Segundo a peça acusatória, o crime foi tipificado como feminicídio qualificado, com agravantes, entre eles o emprego de arma de fogo de uso restrito. O MPSE ressaltou a gravidade da conduta, apontando que a utilização de arma dificulta a defesa da vítima, e registrou a motivação torpe atribuída ao autor, vinculada a ciúme excessivo e sentimento de posse.

O ataque aconteceu na madrugada do dia 22 de março. Conforme a investigação, o policial penal teria entrado no quarto onde Flávia estava hospedada e efetuado vários disparos de curta distância enquanto a vítima repousava. Após cometer os tiros, o suspeito tentou tirar a própria vida; foi socorrido e levado a um hospital.

O Departamento de Homicídios e Proteção à Pessoa (DHPP) já havia indiciado Thiago por feminicídio com base em depoimentos, imagens e laudos periciais do Instituto de Criminalística. Após receber alta hospitalar, o acusado passou a cumprir prisão no Presídio Militar de Sergipe (Presmil).
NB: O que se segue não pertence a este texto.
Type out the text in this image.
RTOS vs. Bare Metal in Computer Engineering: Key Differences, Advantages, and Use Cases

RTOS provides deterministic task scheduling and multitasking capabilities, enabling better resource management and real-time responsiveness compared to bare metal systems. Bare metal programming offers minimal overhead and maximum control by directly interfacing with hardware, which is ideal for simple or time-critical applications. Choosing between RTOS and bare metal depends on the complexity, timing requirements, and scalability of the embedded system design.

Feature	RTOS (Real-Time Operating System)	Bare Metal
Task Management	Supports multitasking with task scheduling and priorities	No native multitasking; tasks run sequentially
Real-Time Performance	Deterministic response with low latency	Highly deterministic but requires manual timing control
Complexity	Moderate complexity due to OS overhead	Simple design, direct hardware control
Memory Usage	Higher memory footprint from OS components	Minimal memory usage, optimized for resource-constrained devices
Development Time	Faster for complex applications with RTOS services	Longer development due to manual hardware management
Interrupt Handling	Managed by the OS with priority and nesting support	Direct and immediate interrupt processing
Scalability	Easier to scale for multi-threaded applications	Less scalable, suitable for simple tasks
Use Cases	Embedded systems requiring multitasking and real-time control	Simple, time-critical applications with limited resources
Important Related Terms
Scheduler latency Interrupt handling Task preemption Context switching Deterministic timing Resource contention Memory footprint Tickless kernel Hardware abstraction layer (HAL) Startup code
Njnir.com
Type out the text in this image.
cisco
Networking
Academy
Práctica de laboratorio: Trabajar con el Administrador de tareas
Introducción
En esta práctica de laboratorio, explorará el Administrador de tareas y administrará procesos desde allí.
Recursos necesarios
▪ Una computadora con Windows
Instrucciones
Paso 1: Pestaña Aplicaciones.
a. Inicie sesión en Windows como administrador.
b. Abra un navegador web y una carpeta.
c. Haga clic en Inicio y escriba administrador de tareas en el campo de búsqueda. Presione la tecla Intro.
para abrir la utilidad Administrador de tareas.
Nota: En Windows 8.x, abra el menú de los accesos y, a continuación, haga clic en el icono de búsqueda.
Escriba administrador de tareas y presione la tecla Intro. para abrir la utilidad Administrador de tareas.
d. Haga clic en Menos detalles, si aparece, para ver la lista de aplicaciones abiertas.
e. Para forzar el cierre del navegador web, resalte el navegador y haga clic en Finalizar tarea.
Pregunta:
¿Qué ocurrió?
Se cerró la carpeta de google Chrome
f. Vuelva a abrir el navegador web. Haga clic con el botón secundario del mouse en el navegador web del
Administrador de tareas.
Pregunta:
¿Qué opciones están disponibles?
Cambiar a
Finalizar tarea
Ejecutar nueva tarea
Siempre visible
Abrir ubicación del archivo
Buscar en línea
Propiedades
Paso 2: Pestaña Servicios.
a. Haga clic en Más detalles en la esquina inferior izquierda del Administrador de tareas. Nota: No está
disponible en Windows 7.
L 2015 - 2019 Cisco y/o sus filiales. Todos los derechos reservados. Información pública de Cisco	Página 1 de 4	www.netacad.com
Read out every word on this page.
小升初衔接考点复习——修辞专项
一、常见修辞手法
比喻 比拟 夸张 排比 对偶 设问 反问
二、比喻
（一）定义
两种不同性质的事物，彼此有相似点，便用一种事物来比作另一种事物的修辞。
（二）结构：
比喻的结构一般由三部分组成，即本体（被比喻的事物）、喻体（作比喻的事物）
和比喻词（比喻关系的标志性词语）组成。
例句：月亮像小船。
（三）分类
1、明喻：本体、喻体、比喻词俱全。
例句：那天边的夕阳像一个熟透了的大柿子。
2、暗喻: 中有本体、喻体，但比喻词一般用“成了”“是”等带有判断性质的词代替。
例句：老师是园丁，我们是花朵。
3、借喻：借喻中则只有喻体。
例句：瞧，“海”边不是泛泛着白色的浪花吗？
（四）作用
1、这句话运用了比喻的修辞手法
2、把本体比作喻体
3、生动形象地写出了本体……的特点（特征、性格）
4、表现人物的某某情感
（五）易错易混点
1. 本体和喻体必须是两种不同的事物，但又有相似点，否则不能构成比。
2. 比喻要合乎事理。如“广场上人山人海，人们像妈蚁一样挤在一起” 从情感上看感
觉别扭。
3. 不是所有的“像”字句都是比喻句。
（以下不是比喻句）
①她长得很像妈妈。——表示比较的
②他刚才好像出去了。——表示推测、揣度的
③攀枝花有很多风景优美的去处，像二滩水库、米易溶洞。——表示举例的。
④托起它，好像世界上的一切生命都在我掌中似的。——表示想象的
Thiago também foi exonerado do cargo de diretor do Conjunto Penal de Paulo Afonso.

A prisão do denunciado foi mantida pela Justiça na audiência de custódia realizada no último dia 26, na 5ª Vara Criminal de Aracaju. De acordo com a defesa, Thiago optou por permanecer em silêncio durante a oitiva. Também houve requerimento para que retornasse ao Hospital de Urgências de Sergipe (Huse), pedido que foi indeferido.

Os procuradores que acompanham o caso e os advogados da família informaram que acompanharão todas as fases do processo, incluindo a produção de novas provas periciais, como exames balísticos e a análise de dispositivos eletrônicos apreendidos. A expectativa é que o processo seja submetido ao Tribunal do Júri.

Flávia era empresária, com grande presença nas redes sociais, e residia em Paulo Afonso, no norte da Bahia. O crime teve ampla repercussão nacional e segue sob investigação pelas autoridades competentes.